Personal information
- Date of birth: 22 September 1993 (age 31)
- Place of birth: Lublin, Poland
- Height: 1.86 m (6 ft 1 in)
- Position(s): Forward

Youth career
- Sygnał Lublin

Senior career*
- Years: Team / Apps / (Gls)
- 2010–2011: Sygnał Lublin
- 2011–2013: Motor Lublin / 42 / (11)
- 2013–2016: Górnik Łęczna / 6 / (1)
- 2015–2016: → Orlęta Radzyń Podlaski (loan) / 30 / (26)
- 2016: → Motor Lublin (loan) / 9 / (3)
- 2017: Radomiak Radom / 2 / (0)
- 2018: Avia Świdnik / 13 / (4)
- 2019: Chełmianka Chełm / 16 / (4)
- 2019–2021: Avia Świdnik / 48 / (7)

= Damian Szpak =

Polish footballer

Damian Szpak (born 22 September 1993) is a Polish former professional footballer who played as a forward.

==Career==
Szpak started his playing career in Sygnał Lublin.

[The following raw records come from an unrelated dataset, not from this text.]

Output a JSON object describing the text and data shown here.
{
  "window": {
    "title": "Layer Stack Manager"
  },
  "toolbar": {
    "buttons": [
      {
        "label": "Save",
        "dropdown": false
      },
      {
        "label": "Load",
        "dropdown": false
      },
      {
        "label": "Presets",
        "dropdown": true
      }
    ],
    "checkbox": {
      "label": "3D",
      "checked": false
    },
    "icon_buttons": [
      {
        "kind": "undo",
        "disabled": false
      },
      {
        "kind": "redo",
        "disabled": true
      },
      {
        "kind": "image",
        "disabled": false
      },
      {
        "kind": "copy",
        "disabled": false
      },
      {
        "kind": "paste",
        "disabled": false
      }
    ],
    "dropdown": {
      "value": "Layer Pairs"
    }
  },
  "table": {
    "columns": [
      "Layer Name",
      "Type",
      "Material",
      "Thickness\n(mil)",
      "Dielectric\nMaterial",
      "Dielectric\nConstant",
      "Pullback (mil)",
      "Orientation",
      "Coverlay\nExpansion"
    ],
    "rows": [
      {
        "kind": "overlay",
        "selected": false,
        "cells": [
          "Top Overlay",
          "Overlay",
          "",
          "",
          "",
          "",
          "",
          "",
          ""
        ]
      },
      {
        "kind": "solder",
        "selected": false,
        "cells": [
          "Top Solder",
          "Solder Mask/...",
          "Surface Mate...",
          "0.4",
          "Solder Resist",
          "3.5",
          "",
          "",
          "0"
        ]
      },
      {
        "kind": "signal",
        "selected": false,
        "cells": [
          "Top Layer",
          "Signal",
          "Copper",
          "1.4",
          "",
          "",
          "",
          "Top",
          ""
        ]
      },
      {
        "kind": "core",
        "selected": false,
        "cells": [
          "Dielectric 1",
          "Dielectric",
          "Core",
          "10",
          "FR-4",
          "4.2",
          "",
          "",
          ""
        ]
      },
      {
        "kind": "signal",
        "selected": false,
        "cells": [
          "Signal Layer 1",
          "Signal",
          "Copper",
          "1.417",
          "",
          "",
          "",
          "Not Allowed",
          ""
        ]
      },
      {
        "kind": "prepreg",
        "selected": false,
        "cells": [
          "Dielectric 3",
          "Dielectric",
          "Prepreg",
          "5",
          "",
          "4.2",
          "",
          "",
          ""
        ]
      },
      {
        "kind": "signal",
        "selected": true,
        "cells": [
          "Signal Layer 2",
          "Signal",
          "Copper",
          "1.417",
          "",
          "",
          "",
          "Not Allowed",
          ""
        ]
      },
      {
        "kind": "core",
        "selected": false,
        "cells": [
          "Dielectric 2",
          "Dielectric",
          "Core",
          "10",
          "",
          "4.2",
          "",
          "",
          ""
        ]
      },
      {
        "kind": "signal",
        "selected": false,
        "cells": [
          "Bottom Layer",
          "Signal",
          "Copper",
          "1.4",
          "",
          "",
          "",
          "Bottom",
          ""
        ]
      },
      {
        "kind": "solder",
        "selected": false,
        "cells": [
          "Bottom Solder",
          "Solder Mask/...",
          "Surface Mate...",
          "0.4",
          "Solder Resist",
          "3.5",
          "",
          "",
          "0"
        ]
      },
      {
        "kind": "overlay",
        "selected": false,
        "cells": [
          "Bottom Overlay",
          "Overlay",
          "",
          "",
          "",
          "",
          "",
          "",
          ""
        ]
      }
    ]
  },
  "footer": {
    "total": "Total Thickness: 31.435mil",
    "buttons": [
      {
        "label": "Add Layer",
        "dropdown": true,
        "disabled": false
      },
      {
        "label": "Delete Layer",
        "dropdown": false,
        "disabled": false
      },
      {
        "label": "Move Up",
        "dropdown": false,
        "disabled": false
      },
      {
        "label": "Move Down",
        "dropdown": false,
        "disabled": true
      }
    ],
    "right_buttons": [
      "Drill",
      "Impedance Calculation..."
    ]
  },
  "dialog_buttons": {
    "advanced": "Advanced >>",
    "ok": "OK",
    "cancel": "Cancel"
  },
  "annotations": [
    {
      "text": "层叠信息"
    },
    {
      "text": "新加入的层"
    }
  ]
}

In 2011, he joined Motor Lublin, and he made his professional debut on 14 September 2011 in a 1–1 home draw against Garbarnia Kraków, coming on as a substitute in the 73rd minute. In July 2013, he signed four-year contract with Bogdanka Łęczna. Ahead of the 2015/16 season he moved on loan to Orlęta Radzyń Podlaski. He played 30 league games for Orlęta and scored 26 goals for them.

On 23 August 2016, he joined Motor Lublin on a season-long loan. On 11 January 2017, Szpak signed for II liga side Radomiak Radom. On 9 February 2018, he moved to Avia Świdnik. He left the club again at the end of 2018.

On 1 February 2019, Szpak joined Chełmianka Chełm.